Two years after food shipments to West Coast ports slowed, the U.S. agriculture industry is hopeful that early contract discussions will not result in a similar scenario in 2019, according to an article in the September Food Logistics.
While ports in the New Orleans region dominate in the handling of bulk agricultural exports, the top five ports for containerized exports include Los Angeles, Long Beach, Oakland, Tacoma and Savannah. The top five ports for containerized agricultural imports are New York, Los Angles, Oakland, Long Beach and Houston.
“The ability to move products at all came to a halt entirely in 2014 and 2015 because of the West Coast port shutdown, resulting in millions of dollars in lost revenue for state growers,” according to Chris Cargill, the East Washington director of the Washington Policy Center, an independent research organization in Washington State. “Fresh fruit and vegetables rotted at the 29 ports along the West Coast during the strike.
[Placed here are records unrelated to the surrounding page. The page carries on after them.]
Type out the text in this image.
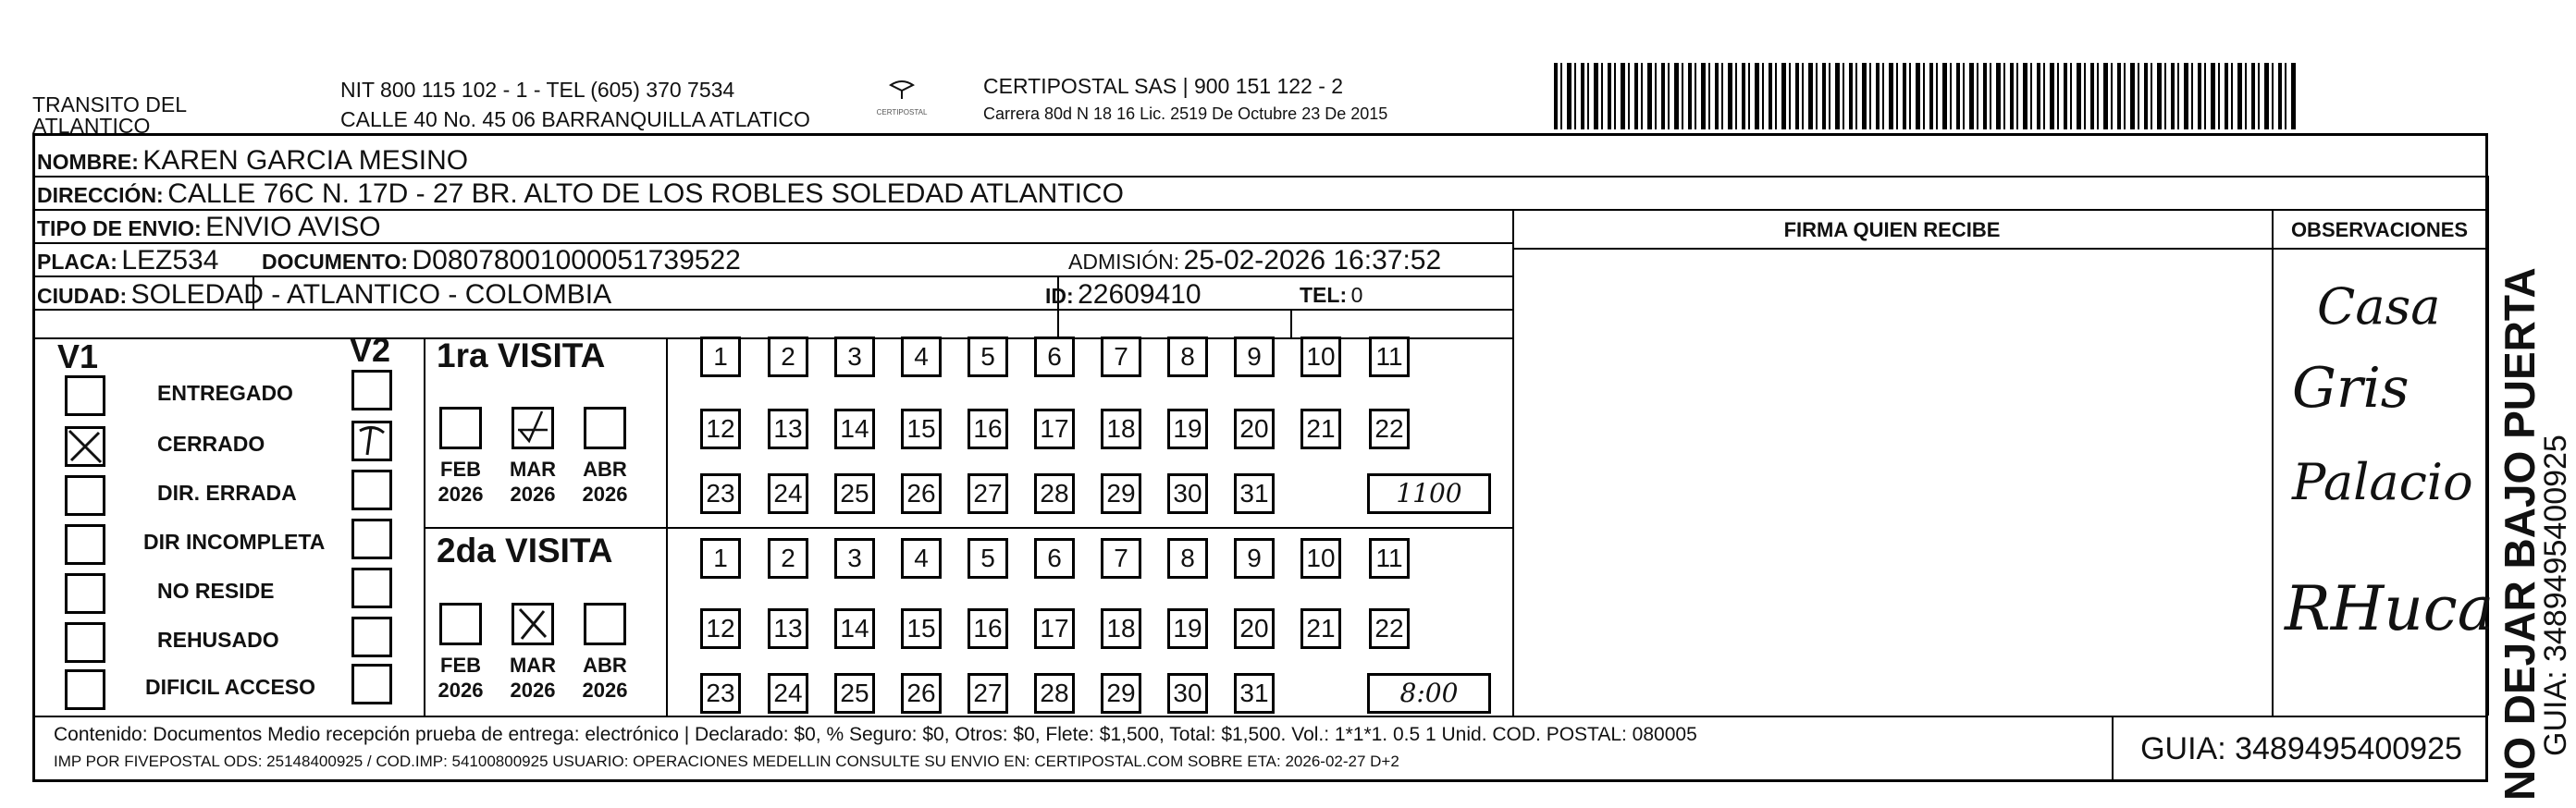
TRANSITO DEL
ATLANTICO
NIT 800 115 102 - 1 - TEL (605) 370 7534
CALLE 40 No. 45 06 BARRANQUILLA ATLATICO	CERTIPOSTAL
CERTIPOSTAL SAS | 900 151 122 - 2
Carrera 80d N 18 16 Lic. 2519 De Octubre 23 De 2015
NOMBRE: KAREN GARCIA MESINO
DIRECCIÓN: CALLE 76C N. 17D - 27 BR. ALTO DE LOS ROBLES SOLEDAD ATLANTICO
TIPO DE ENVIO: ENVIO AVISO
PLACA: LEZ534 DOCUMENTO: D08078001000051739522	ADMISIÓN: 25-02-2026 16:37:52
CIUDAD: SOLEDAD - ATLANTICO - COLOMBIA	ID: 22609410	TEL: 0
FIRMA QUIEN RECIBE	OBSERVACIONES
V1	V2
ENTREGADO
CERRADO
DIR. ERRADA
DIR INCOMPLETA
NO RESIDE
REHUSADO
DIFICIL ACCESO
1ra VISITA
2da VISITA
FEB
2026
MAR
2026
ABR
2026
1	2	3	4	5	6	7	8	9	10 11
12 13 14 15 16 17 18 19 20 21 22
23 24 25 26 27 28 29 30 31	1100
FEB
2026
MAR
2026
ABR
2026
1	2	3	4	5	6	7	8	9	10 11
12 13 14 15 16 17 18 19 20 21 22
23 24 25 26 27 28 29 30 31	8:00
Casa
Gris
Palacio
RHuca
Contenido: Documentos Medio recepción prueba de entrega: electrónico | Declarado: $0, % Seguro: $0, Otros: $0, Flete: $1,500, Total: $1,500. Vol.: 1*1*1. 0.5 1 Unid. COD. POSTAL: 080005
IMP POR FIVEPOSTAL ODS: 25148400925 / COD.IMP: 54100800925 USUARIO: OPERACIONES MEDELLIN CONSULTE SU ENVIO EN: CERTIPOSTAL.COM SOBRE ETA: 2026-02-27 D+2	GUIA: 3489495400925 NO DEJAR BAJO PUERTA
GUIA: 3489495400925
Washington state apple growers alone estimated they lost nearly $100 million. Other Washington farmers and growers were hurt as well, as their products became worthless while awaiting shipment.”
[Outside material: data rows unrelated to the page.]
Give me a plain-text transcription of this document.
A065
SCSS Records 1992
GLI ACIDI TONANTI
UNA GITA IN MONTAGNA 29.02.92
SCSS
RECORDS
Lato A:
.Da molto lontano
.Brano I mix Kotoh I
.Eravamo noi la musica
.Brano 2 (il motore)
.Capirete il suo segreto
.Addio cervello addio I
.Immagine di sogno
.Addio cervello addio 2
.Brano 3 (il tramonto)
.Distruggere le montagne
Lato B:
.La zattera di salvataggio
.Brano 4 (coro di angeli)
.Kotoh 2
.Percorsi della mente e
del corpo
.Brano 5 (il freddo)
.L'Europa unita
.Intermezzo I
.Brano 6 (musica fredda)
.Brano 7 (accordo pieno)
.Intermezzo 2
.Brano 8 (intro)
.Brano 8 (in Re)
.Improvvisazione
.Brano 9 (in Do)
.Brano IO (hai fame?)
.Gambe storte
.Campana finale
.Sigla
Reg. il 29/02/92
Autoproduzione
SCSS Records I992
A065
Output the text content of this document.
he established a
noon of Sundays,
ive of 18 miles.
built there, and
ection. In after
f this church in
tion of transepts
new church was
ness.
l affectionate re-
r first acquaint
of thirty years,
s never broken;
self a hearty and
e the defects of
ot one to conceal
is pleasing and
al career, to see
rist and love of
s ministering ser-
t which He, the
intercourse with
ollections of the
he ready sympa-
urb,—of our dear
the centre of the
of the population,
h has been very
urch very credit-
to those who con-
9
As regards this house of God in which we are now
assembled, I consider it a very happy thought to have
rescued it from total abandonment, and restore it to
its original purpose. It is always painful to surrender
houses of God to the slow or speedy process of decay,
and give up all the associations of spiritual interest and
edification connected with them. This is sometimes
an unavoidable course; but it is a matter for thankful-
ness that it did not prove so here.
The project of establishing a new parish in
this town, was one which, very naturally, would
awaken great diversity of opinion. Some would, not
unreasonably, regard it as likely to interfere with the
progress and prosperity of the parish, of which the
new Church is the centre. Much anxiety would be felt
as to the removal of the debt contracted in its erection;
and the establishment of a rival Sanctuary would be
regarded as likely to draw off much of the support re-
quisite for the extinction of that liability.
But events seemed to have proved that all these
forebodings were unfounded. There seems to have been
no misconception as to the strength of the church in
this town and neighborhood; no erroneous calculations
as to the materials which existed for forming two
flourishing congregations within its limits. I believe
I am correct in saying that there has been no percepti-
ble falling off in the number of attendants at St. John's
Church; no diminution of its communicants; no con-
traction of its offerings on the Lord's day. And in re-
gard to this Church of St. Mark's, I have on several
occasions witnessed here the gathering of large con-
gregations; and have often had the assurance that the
An analysis prepared for the Washington Council on International Trade estimates that in-state businesses lost approximately $769.5 million during the shutdown, and that doesn’t include the global market share lost by growers, which may take years to recover, Cargill points out.
The U.S. Department of Agriculture commented on the effects of temporary closures in its report, “A Reliable Waterway System is Important to Agriculture,” echoing Cargill’s concern that agricultural shippers may find it difficult to win back customers following the West Coast port slowdown.